How to Stay Positive with a Chronic Disease

People who have a chronic disease or illness may experience any of the following any day of the week, along with the specific symptoms that go with their specific issue:

  • constant invisible pain
  • extreme exhaustion and fatigue
  • lack of focus
  • brain fog and confusion
  • memory issues
  • sudden emotional changes (from grief to anger to apparent joy)
  • inability to eat
  • the need to binge – uncontrollable hunger and thirst or cravings

These are the natural side effects of simply being in constant pain and having your body put up a hard fight to keep up it’s normal organic functions.

These are the symptoms I have well-documented in my associations with the spoonie community, but I have a lot of personal experience with it as well.

Most people can’t even imagine a life like this until it happens to them. I know I didn’t.

And when it does happen you will find yourself at one point trying to figure out how to stay positive with a chronic disease.

I have some advice from my own experience that I’ll get to here in a moment, once I’m done graphically proving how hard it is to stay positive with a chronic illness.

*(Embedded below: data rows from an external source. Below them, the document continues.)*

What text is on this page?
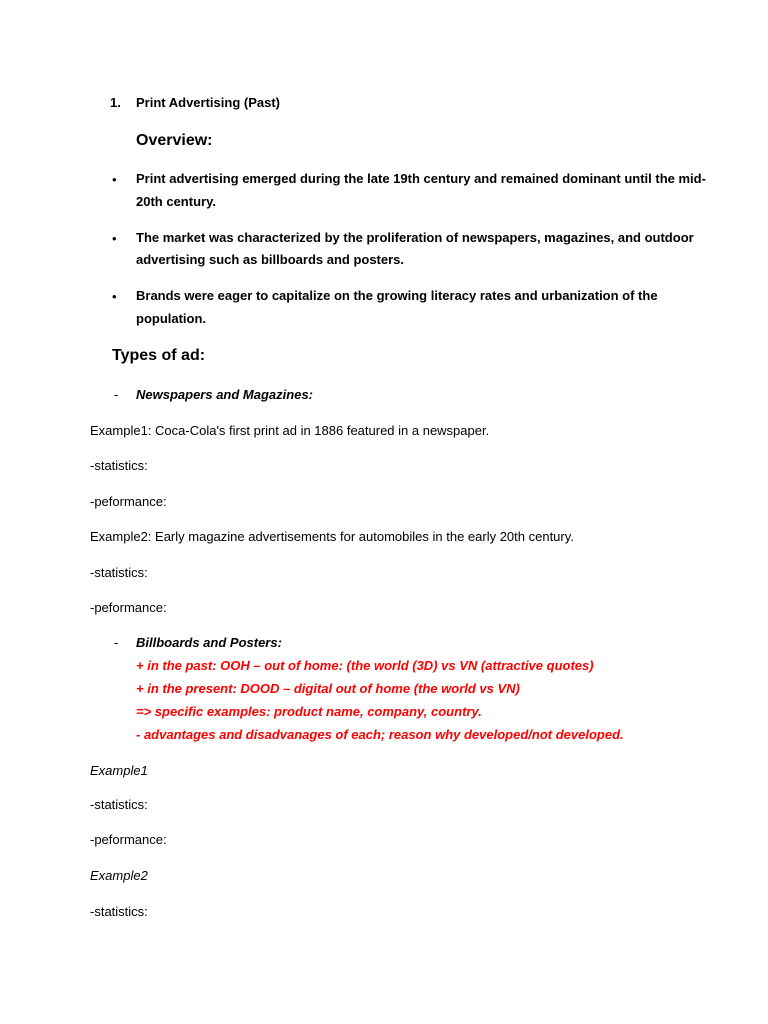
1. Print Advertising (Past)
Overview:
• Print advertising emerged during the late 19th century and remained dominant until the mid-
20th century.
• The market was characterized by the proliferation of newspapers, magazines, and outdoor
advertising such as billboards and posters.
• Brands were eager to capitalize on the growing literacy rates and urbanization of the
population.
Types of ad:
- Newspapers and Magazines:
Example1: Coca-Cola's first print ad in 1886 featured in a newspaper.
-statistics:
-peformance:
Example2: Early magazine advertisements for automobiles in the early 20th century.
-statistics:
-peformance:
- Billboards and Posters:
+ in the past: OOH – out of home: (the world (3D) vs VN (attractive quotes)
+ in the present: DOOD – digital out of home (the world vs VN)
=> specific examples: product name, company, country.
- advantages and disadvanages of each; reason why developed/not developed.
Example1
-statistics:
-peformance:
Example2
-statistics:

On top of the physical issues and just dealing with pain on a moment-to-moment basis, and including the obvious mental repercussions of always being in pain, come the difficult life issues and emotional suffering that one eventually has to deal with for long-term, seriously chronic, illness:

  • job or income loss
  • medical bills or debt
  • disability
  • loss of friends
  • people who don’t believe you are sick
  • inability to participate
  • lonliness
  • bills, bills, bills
  • how to pay the rent
  • suicidal ideation and attempts
  • spouses who can’t handle it
  • a constant plethora of useless health suggestions
  • wearing out family and friends with donation requests
  • loss of health insurance – inability to pay premiums
  • can’t afford deductible until after an ER visit
  • can’t pay a co-pay – skipped doctor visit or call mom
  • no money for prescription co-pay
  • inability to buy proper groceries
  • overcoming eviction notices
  • asking the government for help to buy groceries
  • taking donations for cat food
  • shopping at the dollar store
  • applying for assistance from eviction avoidance programs

And I’m sure many could add to the list – these are just my own Hellish experiences.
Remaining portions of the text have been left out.